最近見たもの、そして見たいと思う話

未来日記(8)
かつて書いたことがあるけど、俺がこの漫画に期待している事は、お互いが未来予知を利用して戦うという知力バトルものであるにもかかわらず、その能力が「未来予知で相手の移動経路が分かったんで、ちょっくら行って殴り殺してきます!」みたいな頭の悪い使用法をとられる所にある。3巻あたりで本気で頭脳バトルをやろうとして失敗していた以外、8巻+外伝は楽しく読めている。しかし過去にこの漫画を取り上げた時、「あんまり面白くなかったです」とか「普通でした」みたいなトラックバックが来たんだよねー。まあ、間違ってない。他の漫画と比較して目に見えて優れてる点とかあんまりないし。
俺が好ましいと思っている点は、その後の展開が遅くなりそうな要因が出てきたら「あー、あれ嘘でした」みたいな適当な処理をしてでもスピード感を優先してるというのが一つ。あと一つは作中人物の誰が死のうが別にどうでもいいあたりかなあ。終着駅の風景ぐらいは気になるけど、その過程で通りすぎる駅とかどうでもいいんですよみたいな。読者にとってどうでもいいキャラの死についてまで感動を押し付けてくるような作品が多い中、この淡白さは心地よいなあ。それでいて人の死を軽く描くことでメッセージ性を出そうというようなサブカル漫画的地獄に落ちてないあたりも。人が死んで主人公がワーッて泣いたりすることもあるけど、数ページ後には忘れてるような淡白さ。
この作品の売りであろうサイコヒロイン・由乃についてはわりとどうでもいいかも。今までにない斬新なヒロイン像を追い求めて異常な進化を繰り返したオタヒロイン業界において、斧で人命を奪うヒロインとか既にありがちになってるじゃろ。人気ヒロインの3人に1人ぐらいは斧持ってるじゃろ。……とかいいつつ7巻あたりから見せ始めた熱っぽさはかなり良い感じだと思ってる。俺はこれ面白いと思ってるよ。
けいおん!(アニメ)
こいつらが武道館のステージに立つかどうかという興味だけで最後まで見たい。興味というか期待というか熱望。俺としては武道館コンサートをやるかどうかで評価が180度変わると思う。これが『身の程を知ってる女子高生が身の丈にあった成功を収めた』って話で終わるならちょっとガッカリだなあ。文化祭で拍手されてハッピーエンドとかマジ勘弁っつう。彼女達は武道館でコンサートやっても物語上全然おかしくないわけじゃん。何故なら自分で「武道館コンサートやります」って言ったから。これは充分すぎるぐらいの理由になると思うよ。専門用語で伏線っていうんだけどさ。

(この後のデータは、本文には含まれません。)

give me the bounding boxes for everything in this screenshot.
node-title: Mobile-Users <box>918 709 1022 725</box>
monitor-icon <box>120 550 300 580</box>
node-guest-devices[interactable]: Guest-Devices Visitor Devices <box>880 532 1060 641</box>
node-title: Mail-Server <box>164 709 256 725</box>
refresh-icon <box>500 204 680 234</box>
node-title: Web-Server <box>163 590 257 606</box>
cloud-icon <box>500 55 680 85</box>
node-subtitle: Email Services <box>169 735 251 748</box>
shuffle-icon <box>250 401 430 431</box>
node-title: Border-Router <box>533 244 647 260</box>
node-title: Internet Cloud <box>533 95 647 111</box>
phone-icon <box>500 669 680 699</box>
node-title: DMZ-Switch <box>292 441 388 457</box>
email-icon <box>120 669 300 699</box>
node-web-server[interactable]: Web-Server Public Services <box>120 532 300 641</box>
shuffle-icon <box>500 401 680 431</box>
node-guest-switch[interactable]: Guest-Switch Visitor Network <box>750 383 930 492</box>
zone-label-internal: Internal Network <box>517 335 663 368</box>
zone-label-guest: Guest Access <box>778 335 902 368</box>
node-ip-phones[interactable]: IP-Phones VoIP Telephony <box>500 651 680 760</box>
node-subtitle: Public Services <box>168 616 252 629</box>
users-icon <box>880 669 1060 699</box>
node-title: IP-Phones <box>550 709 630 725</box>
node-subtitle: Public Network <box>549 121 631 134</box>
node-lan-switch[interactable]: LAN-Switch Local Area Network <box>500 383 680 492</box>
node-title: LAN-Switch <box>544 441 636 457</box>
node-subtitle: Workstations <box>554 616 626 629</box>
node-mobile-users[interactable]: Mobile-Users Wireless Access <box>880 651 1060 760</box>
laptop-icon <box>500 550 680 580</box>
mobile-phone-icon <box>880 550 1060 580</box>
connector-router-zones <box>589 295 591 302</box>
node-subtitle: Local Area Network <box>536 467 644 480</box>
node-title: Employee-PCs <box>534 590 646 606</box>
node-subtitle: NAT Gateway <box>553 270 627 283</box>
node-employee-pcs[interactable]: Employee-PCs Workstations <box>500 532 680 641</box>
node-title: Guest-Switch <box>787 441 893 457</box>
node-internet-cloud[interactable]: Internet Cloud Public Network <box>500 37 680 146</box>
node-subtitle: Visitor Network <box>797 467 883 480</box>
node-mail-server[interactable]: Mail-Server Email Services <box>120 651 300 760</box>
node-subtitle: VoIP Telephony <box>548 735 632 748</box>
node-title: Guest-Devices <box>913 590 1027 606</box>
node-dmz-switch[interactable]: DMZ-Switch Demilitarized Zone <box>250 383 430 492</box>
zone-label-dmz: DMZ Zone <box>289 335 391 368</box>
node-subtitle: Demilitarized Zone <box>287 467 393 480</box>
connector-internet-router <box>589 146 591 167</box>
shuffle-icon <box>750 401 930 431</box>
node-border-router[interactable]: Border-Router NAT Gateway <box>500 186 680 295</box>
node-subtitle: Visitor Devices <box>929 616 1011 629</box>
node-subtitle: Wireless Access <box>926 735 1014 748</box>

最悪、エンディングテーマの時の映像が武道館とかそういうんでいいから、しょぼい着地だけはして欲しくないなあ。何のためにアニメでやってるんだよって話になるじゃん。
◆極悪ノ華 北斗の拳 ジャギ外伝 (上)
ジャギスピンオフをやると聞いて思ったのは「ジャギの言い分を描いちゃうのって結構まずいんじゃないかなー」ということだ。ジャギに同情する余地ができたらまずいじゃんという。まあ、正史に組み込まれるわけではないし、とっくに古典となった作品なんだし別に良いじゃんという思いも同じぐらいありつつ。
実際読んでみたら、子供ジャギが犬を助けたりヒロインに「ジャギくん頑張れー」みたいなことを言われたりとかしてて、「おいおい、そういうの止めろよー。これってどういう顔して読めばいいんだよ」と一瞬戸惑ったんだが、わりと福満しげゆきの『僕の小規模な失敗』と同じ感覚で読める事に気付いた。ただ、今『僕の小規模な失敗』を読む人が「この主人公はかわいい嫁さんをもらって小金持ちになる」という未来を知っているように、ジャギ外伝を読む人は「こいつ結局『ばわ!』とか言いながら死ぬんだよね」という揺るがない未来を知りつつページをめくることになるわけだ。この居心地の悪さがけっこう面白い。
この漫画で印象深かったのが幼女ユリア。原作で少年期のラオウケンシロウに出会った時のように胸元で鞠を構えているんだけど、こいつがずっとこのポーズのまま。このポーズのままジャギを突き飛ばして走っていったりするし、数日間ケンシロウを看病した描写のあともこのポーズ。等身大パネルが置いてあるかのような違和感。このポーズゆえにユリアが嘘臭い存在に見えるのは狙った演出だと思うんだよね。ジャギ世界におけるユリアはそれぐらい現実感のない存在だという。原作のキーパーソンであるユリアの存在が希薄な世界というのは間違いなく傍流の世界なわけで、このユリアの佇まいは見てるだけで寂しくなる。
この漫画もスピード感が良い効果をあげてると思うんだよねえ。本気と洒落の狭間でフラフラしてるような危うさは原作どおりなんだけど、どっちかに傾いて倒れてしまう前にさっさと前に進んじゃうような感じ。たぶんこの調子で下巻も駆け抜けていってくれるんじゃないかなあ。